— Ces humains... soupira Crimson en secouant la tête. Tous des cons.

Wraith approuva d'un grognement. Il fit ensuite signe de continuer à Shade.

— Il y est allé. (Le vampire haussa les épaules.) J'en déduis qu'il n'a pas trouvé la petite sauterie à son goût. Il a dégobillé par là-bas (il montra d'un geste vague un endroit sombre dans la ruelle) et lorsqu'il s'est redressé, il n'y avait plus personne.

— Combien ?

— Quatre ou cinq. (Il secoua la tête.) Peut-être huit, il n'en était pas sûr.
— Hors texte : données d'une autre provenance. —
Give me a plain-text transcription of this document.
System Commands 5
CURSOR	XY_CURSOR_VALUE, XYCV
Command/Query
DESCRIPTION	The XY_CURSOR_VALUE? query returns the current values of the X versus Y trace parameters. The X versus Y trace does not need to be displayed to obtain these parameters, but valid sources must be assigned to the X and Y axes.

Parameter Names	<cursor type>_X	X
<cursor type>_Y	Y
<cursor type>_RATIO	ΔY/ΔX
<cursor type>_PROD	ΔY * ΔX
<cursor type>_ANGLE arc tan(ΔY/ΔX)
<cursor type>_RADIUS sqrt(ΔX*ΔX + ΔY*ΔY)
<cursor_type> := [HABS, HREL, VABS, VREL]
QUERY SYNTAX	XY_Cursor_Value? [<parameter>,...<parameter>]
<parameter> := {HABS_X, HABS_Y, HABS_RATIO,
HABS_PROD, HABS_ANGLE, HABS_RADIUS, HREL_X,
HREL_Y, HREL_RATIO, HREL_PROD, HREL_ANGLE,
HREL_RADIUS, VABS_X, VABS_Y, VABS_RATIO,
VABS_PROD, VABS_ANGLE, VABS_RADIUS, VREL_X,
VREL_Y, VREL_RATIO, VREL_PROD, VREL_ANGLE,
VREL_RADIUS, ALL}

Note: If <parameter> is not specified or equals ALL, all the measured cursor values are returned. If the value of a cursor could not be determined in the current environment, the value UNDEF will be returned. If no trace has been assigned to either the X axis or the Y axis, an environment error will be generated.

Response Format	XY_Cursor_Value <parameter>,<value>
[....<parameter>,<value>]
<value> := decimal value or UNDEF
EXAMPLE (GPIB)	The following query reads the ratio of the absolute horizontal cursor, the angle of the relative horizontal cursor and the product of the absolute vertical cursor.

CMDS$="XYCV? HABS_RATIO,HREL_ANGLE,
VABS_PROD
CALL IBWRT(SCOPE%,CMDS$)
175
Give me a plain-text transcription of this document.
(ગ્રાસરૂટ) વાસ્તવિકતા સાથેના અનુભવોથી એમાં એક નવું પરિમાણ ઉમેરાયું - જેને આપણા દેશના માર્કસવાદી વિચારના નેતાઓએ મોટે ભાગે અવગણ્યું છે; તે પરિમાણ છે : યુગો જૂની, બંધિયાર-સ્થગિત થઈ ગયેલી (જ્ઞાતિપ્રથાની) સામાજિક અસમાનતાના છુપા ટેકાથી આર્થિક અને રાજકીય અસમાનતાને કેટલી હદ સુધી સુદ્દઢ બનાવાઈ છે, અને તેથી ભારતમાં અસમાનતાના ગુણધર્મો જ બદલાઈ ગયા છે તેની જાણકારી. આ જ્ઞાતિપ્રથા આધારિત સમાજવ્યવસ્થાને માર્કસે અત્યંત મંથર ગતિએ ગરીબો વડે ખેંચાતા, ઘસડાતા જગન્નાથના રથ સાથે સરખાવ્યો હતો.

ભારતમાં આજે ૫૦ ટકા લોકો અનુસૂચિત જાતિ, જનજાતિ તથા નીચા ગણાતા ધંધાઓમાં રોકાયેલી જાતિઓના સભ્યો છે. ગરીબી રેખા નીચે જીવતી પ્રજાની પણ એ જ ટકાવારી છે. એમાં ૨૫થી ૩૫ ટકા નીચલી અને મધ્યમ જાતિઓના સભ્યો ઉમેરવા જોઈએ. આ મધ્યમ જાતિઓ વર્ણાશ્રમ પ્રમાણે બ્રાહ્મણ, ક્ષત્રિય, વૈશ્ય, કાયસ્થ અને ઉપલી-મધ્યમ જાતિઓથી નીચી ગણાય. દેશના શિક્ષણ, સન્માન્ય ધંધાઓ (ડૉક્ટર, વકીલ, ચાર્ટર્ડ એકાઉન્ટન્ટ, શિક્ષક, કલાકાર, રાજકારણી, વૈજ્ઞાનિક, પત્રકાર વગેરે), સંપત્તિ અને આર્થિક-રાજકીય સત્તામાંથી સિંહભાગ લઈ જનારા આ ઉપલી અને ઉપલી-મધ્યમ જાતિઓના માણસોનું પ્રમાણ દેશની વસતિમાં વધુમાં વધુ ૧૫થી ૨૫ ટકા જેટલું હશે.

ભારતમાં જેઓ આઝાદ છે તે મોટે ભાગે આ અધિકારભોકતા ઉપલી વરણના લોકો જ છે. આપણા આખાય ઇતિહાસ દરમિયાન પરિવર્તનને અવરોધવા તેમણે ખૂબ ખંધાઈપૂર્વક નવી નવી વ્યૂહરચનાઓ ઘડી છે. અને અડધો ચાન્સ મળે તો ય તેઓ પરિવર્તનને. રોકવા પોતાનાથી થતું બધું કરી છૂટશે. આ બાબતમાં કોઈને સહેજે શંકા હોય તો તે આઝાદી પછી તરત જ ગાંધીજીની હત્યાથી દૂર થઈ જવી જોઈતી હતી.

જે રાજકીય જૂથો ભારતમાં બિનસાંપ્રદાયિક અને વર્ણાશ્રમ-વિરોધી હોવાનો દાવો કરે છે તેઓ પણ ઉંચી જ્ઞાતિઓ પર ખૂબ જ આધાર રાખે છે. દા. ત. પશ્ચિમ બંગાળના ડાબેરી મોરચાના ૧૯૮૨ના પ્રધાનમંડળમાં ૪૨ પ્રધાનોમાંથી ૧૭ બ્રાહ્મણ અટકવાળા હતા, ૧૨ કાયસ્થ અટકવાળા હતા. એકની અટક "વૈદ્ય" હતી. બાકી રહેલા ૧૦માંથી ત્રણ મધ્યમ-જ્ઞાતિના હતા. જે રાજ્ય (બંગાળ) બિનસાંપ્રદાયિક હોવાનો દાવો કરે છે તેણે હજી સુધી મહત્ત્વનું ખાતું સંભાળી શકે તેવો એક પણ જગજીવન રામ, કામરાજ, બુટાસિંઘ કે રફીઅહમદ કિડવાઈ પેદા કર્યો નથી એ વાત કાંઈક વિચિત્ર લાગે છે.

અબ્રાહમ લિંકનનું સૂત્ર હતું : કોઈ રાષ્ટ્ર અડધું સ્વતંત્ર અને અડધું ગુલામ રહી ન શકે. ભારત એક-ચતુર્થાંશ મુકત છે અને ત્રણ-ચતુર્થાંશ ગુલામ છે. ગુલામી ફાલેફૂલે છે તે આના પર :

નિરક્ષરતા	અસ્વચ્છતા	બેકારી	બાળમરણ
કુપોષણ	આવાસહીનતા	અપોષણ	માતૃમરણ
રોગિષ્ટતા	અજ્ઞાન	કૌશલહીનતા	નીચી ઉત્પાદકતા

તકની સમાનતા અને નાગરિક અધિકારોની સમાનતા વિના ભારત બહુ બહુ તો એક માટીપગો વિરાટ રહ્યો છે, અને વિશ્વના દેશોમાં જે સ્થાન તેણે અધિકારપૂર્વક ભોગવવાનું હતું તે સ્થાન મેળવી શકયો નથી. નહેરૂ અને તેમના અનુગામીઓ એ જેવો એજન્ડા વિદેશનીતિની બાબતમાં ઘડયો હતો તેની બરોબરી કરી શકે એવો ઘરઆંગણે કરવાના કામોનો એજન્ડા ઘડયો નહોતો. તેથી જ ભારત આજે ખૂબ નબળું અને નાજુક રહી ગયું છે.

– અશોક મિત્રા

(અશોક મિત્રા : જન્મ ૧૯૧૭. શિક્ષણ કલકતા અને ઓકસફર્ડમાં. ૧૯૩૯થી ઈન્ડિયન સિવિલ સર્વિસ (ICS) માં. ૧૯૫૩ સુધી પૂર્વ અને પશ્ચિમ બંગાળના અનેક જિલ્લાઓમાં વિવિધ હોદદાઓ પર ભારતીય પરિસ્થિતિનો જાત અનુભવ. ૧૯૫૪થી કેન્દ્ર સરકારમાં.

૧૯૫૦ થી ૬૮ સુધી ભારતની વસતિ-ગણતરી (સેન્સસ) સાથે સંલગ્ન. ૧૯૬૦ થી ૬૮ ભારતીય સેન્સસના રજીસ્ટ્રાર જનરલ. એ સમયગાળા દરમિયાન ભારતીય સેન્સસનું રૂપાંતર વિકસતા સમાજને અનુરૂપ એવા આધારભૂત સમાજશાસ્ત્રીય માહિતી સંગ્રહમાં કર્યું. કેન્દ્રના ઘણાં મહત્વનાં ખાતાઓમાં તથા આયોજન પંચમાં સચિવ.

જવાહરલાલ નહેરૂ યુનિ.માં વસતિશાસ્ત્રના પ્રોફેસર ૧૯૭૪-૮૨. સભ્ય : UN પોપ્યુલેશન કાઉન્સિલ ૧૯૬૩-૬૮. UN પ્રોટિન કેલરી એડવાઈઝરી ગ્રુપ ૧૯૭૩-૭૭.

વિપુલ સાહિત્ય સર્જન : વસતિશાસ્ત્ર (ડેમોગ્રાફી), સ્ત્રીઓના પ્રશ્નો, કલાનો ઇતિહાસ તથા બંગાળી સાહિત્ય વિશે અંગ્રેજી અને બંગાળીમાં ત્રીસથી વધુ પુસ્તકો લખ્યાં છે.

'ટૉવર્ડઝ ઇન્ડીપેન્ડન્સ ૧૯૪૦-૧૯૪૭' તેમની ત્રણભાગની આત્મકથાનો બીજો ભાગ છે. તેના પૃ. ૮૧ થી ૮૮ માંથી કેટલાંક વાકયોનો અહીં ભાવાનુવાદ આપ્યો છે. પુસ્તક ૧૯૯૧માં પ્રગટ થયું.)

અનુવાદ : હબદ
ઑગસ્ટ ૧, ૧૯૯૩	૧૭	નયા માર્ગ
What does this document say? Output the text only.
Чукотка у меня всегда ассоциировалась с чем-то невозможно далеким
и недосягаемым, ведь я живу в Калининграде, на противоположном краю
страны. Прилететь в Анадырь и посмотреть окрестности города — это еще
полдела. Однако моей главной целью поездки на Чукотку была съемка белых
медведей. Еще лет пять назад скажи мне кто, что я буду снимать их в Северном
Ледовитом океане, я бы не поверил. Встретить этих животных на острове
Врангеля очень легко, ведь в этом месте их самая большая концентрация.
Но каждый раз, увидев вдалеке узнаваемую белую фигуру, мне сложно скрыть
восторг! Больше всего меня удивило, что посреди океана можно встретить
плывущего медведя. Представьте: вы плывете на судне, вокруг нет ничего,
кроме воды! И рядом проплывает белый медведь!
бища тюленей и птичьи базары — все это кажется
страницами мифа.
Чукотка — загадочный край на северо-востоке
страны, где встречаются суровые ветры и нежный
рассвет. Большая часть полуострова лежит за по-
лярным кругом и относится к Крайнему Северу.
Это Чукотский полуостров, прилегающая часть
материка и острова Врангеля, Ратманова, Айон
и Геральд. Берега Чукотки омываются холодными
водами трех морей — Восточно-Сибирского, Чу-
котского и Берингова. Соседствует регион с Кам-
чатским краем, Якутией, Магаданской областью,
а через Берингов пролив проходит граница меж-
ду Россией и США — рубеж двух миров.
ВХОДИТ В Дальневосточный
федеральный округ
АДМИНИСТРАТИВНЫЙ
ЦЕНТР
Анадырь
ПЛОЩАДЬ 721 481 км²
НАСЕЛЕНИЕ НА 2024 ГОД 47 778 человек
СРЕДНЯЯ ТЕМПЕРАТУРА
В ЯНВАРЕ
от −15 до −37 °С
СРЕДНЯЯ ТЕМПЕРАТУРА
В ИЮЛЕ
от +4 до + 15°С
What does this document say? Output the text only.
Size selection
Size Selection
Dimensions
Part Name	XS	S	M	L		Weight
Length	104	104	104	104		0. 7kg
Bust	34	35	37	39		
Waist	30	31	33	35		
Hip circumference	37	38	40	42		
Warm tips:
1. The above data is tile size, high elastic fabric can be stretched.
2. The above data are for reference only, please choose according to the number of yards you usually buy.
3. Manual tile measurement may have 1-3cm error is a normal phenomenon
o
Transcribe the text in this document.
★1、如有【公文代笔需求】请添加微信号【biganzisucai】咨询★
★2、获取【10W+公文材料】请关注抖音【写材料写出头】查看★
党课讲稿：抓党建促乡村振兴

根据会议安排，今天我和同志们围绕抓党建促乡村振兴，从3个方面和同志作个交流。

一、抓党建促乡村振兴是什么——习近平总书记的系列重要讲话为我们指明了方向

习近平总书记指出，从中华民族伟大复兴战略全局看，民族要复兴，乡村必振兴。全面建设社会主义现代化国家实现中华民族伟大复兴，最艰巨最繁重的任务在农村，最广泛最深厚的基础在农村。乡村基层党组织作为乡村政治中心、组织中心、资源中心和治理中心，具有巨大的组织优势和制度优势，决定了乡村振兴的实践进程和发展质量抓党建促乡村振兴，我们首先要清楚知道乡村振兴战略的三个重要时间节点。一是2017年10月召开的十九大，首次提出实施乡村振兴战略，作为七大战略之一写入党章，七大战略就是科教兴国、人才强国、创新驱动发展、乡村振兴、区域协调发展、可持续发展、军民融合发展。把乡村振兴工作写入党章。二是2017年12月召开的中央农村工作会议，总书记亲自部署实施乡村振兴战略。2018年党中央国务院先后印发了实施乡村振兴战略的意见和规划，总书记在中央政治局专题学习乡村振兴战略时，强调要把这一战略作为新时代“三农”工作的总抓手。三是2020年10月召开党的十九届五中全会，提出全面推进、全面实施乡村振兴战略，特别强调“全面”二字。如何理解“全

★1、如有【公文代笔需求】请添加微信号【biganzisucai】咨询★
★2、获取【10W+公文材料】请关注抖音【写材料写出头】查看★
— Connard d'incapable inutile, marmonna Wraith. Tu crois qu'ils se sont dématérialisés ?

— C'est probable, ouais.

— C'est bon, intervint Crimson. Trez arrive pour s'occuper du corps, je lui ai envoyé nos coordonnés GPS.

— Bien, grommela Wraith.

— Il devrait arriver d'une minute à l'aut...

Crimson fut coupé par une voix grave :

— Alors, il est où ce macchabée ?

Wraith et Shade se retournèrent. Ils virent tous les trois l'homme d'un mètre quatre-vingt-dix, debout au centre de la ruelle – alors qu'il n'y avait personne une seconde plus tôt.

Pas à dire, la dématérialisation, c'était cool. Sentir chacune de ses cellules exploser en une infinité d'infimes particules, se laisser transporter par le vent... pour finir par se recomposer et se sentir plus vivant que jamais... Ouais, super cool.

Bien que le lampadaire dans son dos transforme le nouvel arrivant, Trez, en une ombre, on pouvait aisément deviner sa carrure de boxeur et sa peau sombre. Les tatouages à l'encre blanche qui ressortait du col de son T-shirt et ceux qui recouvrait la totalité de son bras droit tranchaient incroyablement bien avec la nuit environnante. La gauge qu'il avait à l'oreille laissait apparaître la luminosité de la rue principale et les piercings sur son visage renvoyait des éclats argentés.

Les membres de la Confrérie qui étaient déjà sur place se décalèrent d'un pas de côté pour laisser le champ libre au nouvel arrivant.

Trez grimaça. Et siffla entre ses dents.

— Ouh... (Il laissa ses yeux vert émeraude errer sur la pauvre victime.) Ça a dû faire mal.

Il observa les sections, les os broyés, la flaque de sang brun, les éclaboussures, les barres de métal qui sortaient de toute part...

Et repoussa immédiatement les affreux souvenirs qui l'assaillirent aussitôt.

— Ouais, répéta-t-il, plus pour lui-même que pour ses Frères, ça a pas dû faire du bien, ce truc.

Wraith et Crimson pincèrent les lèvres tandis que Shade passait sournoisement sa main devant le visage fermé du moulin à paroles qui ne pouvait pas le voir, toujours sous l'influence de la transe.

— J'aurai pas aimé être à sa place, putain, lâcha le dernier arrivé.

Shade délaissa son Jack-Garret et revint vers le groupe de guerriers. Il sortit de la poche intérieure de sa veste une flasque décorée de fins filigranes en or.

Imperceptiblement, Crimson grimaça. Du scotch, sans doute. Encore.

Un jour, quelqu'un devra dire lui dire qu'il est beaucoup trop porté sur la bouteille.

Même si les effets de l'alcool étaient moindres chez ceux de son espèce, il devait avoir dans le sang une quantité d'alcool telle qu'un humain serait déjà mort d'un coma éthylique. Et pas parce qu'il se serait étouffé dans son vomis ou avec sa langue.

Inconscient de son addiction, le vampire leva la fiole plate à hauteur de ses yeux comme pour trinqué avec la victime, la porta rapidement à ses lèvres et la descendit d'un trait.

Trez avança droit vers son cadavre, plaça ses mains sur ses hanches et leva les yeux pour les planter sur le visage de la victime, désormais crispé en un masque de souffrance éternelle.

— OK, à nous deux.

Trez le fixa un long moment, détestant l'aura qui entourait le mort, synonyme de bien des horreurs.

Ses Frères ignoraient probablement la raison de son tourment, beaucoup trop personnel et déchirant pour leur avoir été raconté. Ils ne savaient pas à quoi et à qui pensait Trez en regardant ainsi le corps sans vie. Il expira lentement et repoussa la vague de remords.

Après un temps qui parût interminable à Wraith, Trez se tourna vers eux et dit avec une note de contentement qui sonnait fausse :

— Alors, on rentre au bercail ?

Sentant un sourire sardonique étirer lentement son visage, le sorcier rajouta :

— J'ai toujours aimé jouer au Docteur Maboul.